Here’s hoping for an early spring and that the virus doesn’t like warm weather.

13 replies »

  1. Good luck avoiding the virus. It is hard, even impossible, to imagine the US responding to such an outbreak as China has. Shoot, we can’t even get everybody to get a Flu shot. With that 14 day incubation time, this thing is going to spread far and wide, especially if it gets a foothold in some of the high-poverty mega cities in Africa and Latin America and South Asia. Take care.

    Liked by 2 people

    • Howdy Bob!

      Given what’s happening on the various cruise ships, it seems especially contagious in close quarters. Should it get loose some place that’s really densely populated — New Delhi, for example — it could really get bad. Amazingly, it’s not found its way to Africa, yet. Thankfully.

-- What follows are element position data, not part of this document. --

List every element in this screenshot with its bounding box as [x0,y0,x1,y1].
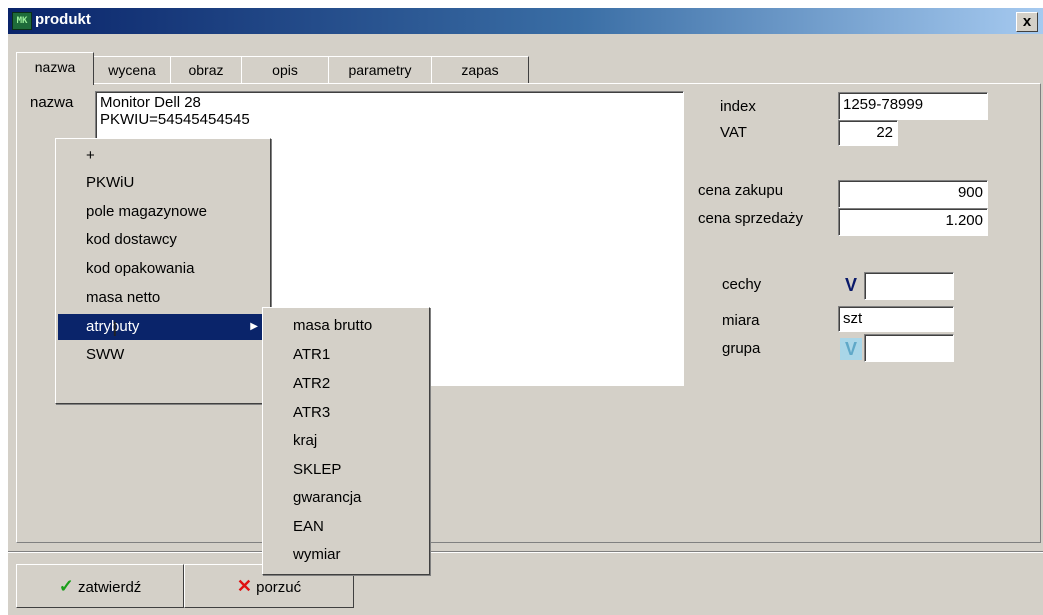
tab-obraz[interactable]: obraz [170,56,242,83]
grupa-label: grupa [722,340,761,357]
submenu-item-wymiar[interactable]: wymiar [265,541,427,568]
submenu-arrow-icon: ▶ [250,321,258,332]
close-button[interactable]: x [1016,12,1038,32]
menu-item-pole-magazynowe[interactable]: pole magazynowe [58,199,268,225]
submenu-item-atr1[interactable]: ATR1 [265,341,427,368]
context-menu: + PKWiU pole magazynowe kod dostawcy kod… [55,138,271,404]
bottom-divider [8,551,1043,553]
nazwa-label: nazwa [30,94,74,111]
window-title: produkt [35,11,91,28]
cechy-check-icon[interactable]: V [840,274,862,296]
confirm-label: zatwierdź [77,579,142,596]
confirm-button[interactable]: ✓ zatwierdź [16,564,184,608]
app-icon: MK [12,12,32,30]
vat-label: VAT [720,124,747,141]
submenu-item-atr3[interactable]: ATR3 [265,399,427,426]
vat-field[interactable]: 22 [838,120,898,146]
submenu-item-masa-brutto[interactable]: masa brutto [265,312,427,339]
check-icon: ✓ [58,576,74,596]
grupa-field[interactable] [864,334,954,362]
submenu-item-atr2[interactable]: ATR2 [265,370,427,397]
tab-wycena[interactable]: wycena [93,56,171,83]
index-field[interactable]: 1259-78999 [838,92,988,120]
cechy-field[interactable] [864,272,954,300]
cancel-label: porzuć [256,579,302,596]
menu-item-masa-netto[interactable]: masa netto [58,285,268,311]
close-icon: ✕ [236,576,252,596]
menu-item-pkwiu[interactable]: PKWiU [58,170,268,196]
grupa-check-icon[interactable]: V [840,338,862,360]
miara-field[interactable]: szt [838,306,954,332]
tab-nazwa[interactable]: nazwa [16,52,94,85]
menu-item-kod-dostawcy[interactable]: kod dostawcy [58,227,268,253]
cena-zakupu-field[interactable]: 900 [838,180,988,208]
submenu-item-ean[interactable]: EAN [265,513,427,540]
menu-item-kod-opakowania[interactable]: kod opakowania [58,256,268,282]
tab-opis[interactable]: opis [241,56,329,83]
index-label: index [720,98,756,115]
submenu-item-gwarancja[interactable]: gwarancja [265,484,427,511]
miara-label: miara [722,312,760,329]
submenu-item-kraj[interactable]: kraj [265,427,427,454]
submenu-item-sklep[interactable]: SKLEP [265,456,427,483]
menu-item-sww[interactable]: SWW [58,342,268,368]
text-cursor-icon: I [112,319,118,341]
cechy-label: cechy [722,276,762,293]
cena-sprzedazy-label: cena sprzedaży [698,210,804,227]
tab-parametry[interactable]: parametry [328,56,432,83]
cena-sprzedazy-field[interactable]: 1.200 [838,208,988,236]
submenu: masa brutto ATR1 ATR2 ATR3 kraj SKLEP gw… [262,307,430,575]
menu-item-atrybuty[interactable]: atrybuty ▶ [58,314,268,340]
menu-item-plus[interactable]: + [58,143,268,169]
title-bar[interactable]: MK produkt x [8,8,1043,34]
cena-zakupu-label: cena zakupu [698,182,784,199]
tab-zapas[interactable]: zapas [431,56,529,83]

      Most of what the Chinese are doing — restricting movement and the mandatory wearing of masks — is ineffective. Hand washing and the flue shot are probably more effective, even though the flu vaccine isn’t protective from the Wuhan flu.

      I remember back in SARS, I think it was, a couple got married and were exposed to the virus. The CDC restricted their travel, but they went to Italy for their honeymoon anyway. The media plastered their pictures all over the place. They went on the lame for a few weeks in Europe and then were pissed when people were mad at them for having traveled against advice. Do you remember that?

      All of our mavericky independent tough American types would never let the gob’ment tell them what to do like wear a mask or restrict their travel. We’ve got a right to get sick, die, and spread disease, dammit! It’s unalienable which means we can do it, but immigrants, can’t, right?


      Liked by 1 person

      • In some of the mega-cities of the Global South, with that 14 day contagious incubation period (I saw a possibly untrustworthy report yesterday that it may be not 14, but 24 days) they wouldn’t even know it had arrived before very large numbers were infected.

        Us rugged individuals in Merica would rather panic and burn down their local China Town than comply with restrictions. After all, that’s why we have the Second Amendment.